O an kalbime büyük bir ağırlık çökmüş gibi hissettim. Öyle masum ve temiz bir şekilde söylemişti ki zamanında ona yaptığım ve pişman olduğum şeyler aklıma doluşmuştu bir karabulut gibi.

Afalladığımı fark etmişti ama uzun süre sonra gelen bu iyileşme belirtisini yok etmek istemiyordum. Özgüvenini yıkmak istemiyordum.

"Tabi," dedim ama sesim titriyordu. "Tabi, olur." dedim ardından kendimi biraz toparlayıp.

Gözlerimin içine bakmayı reddedip yatağa girdiğinde ben de ensemi kaşıyıp peşinden yatağa girdim. Ellerim titriyordu heyecandan ve mutluluktan.
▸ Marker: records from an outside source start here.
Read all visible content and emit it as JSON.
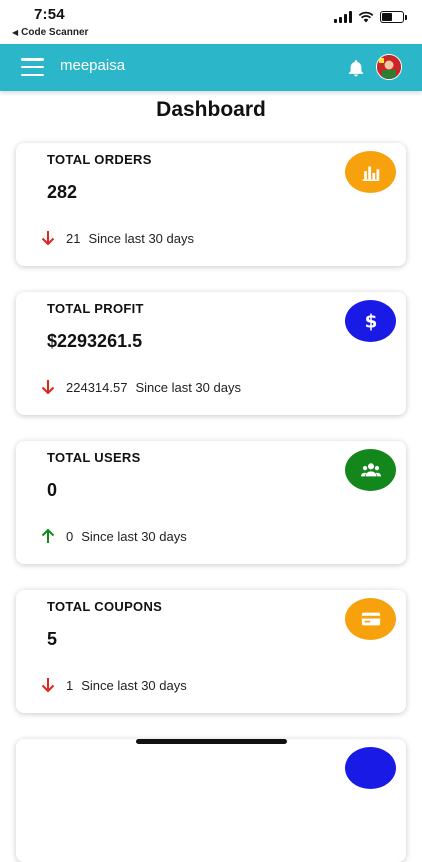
{
  "status_bar": {
    "time": "7:54",
    "back_label": "Code Scanner",
    "battery_level": 0.55
  },
  "app_bar": {
    "title": "meepaisa"
  },
  "page": {
    "title": "Dashboard"
  },
  "cards": [
    {
      "title": "TOTAL ORDERS",
      "value": "282",
      "delta": "21",
      "period": "Since last 30 days",
      "trend": "down",
      "icon": "bar-chart-icon",
      "icon_color": "#f7a10d"
    },
    {
      "title": "TOTAL PROFIT",
      "value": "$2293261.5",
      "delta": "224314.57",
      "period": "Since last 30 days",
      "trend": "down",
      "icon": "dollar-icon",
      "icon_color": "#1a1ae6"
    },
    {
      "title": "TOTAL USERS",
      "value": "0",
      "delta": "0",
      "period": "Since last 30 days",
      "trend": "up",
      "icon": "users-icon",
      "icon_color": "#13861c"
    },
    {
      "title": "TOTAL COUPONS",
      "value": "5",
      "delta": "1",
      "period": "Since last 30 days",
      "trend": "down",
      "icon": "card-icon",
      "icon_color": "#f7a10d"
    }
  ],
  "colors": {
    "app_bar": "#2bb6c9",
    "trend_down": "#e0241b",
    "trend_up": "#13861c"
  }
}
Belki de biraz üzüntüden.

Yanına uzandığım anda elini göğsüme koyup kafasını yasladı. Kısa boylu olan çocuk iyice küçülmüş gibiydi. Tereddütte kalsam da elimi kafasına koydum. Üzerimizde ki pikeyi çektiğimde ise kafasını daha çok gömmüştü.

Onun nefesi düzene girene kadar yavaş yavaş saçlarını okşadım. Bakışlarım penceredeydi. Az önceki yıldızın daha çok parladığını gördüm.

Yıldızlar, gerçek aşkımı bana getirmişti.

--

Bugün Tren'in yorumlarını baştan okudum ve bazılarının aklında Halil'in mutlu olup olmadığı ile ilgili şüphe kalmıştı bu yüzden bu kısa ilk ve son özel bölümü yazayım dedim.

Ulaş ilk zamanlar ona çok kötü davrandı, daha doğrusu cinsel gözle baktı. Ama onun mayasında saf kötülük yok. Yeniden iyi biri olabildi. Belki bazılarınız onu samimi bulmayabilir, hâlâ nefret edebilirsiniz. Ben sadece Halil'in ne halde olduğunu, Ulaş'ın da pişmanlığını ve aşkını görün istedim. Umarım beğenmişsinizdir.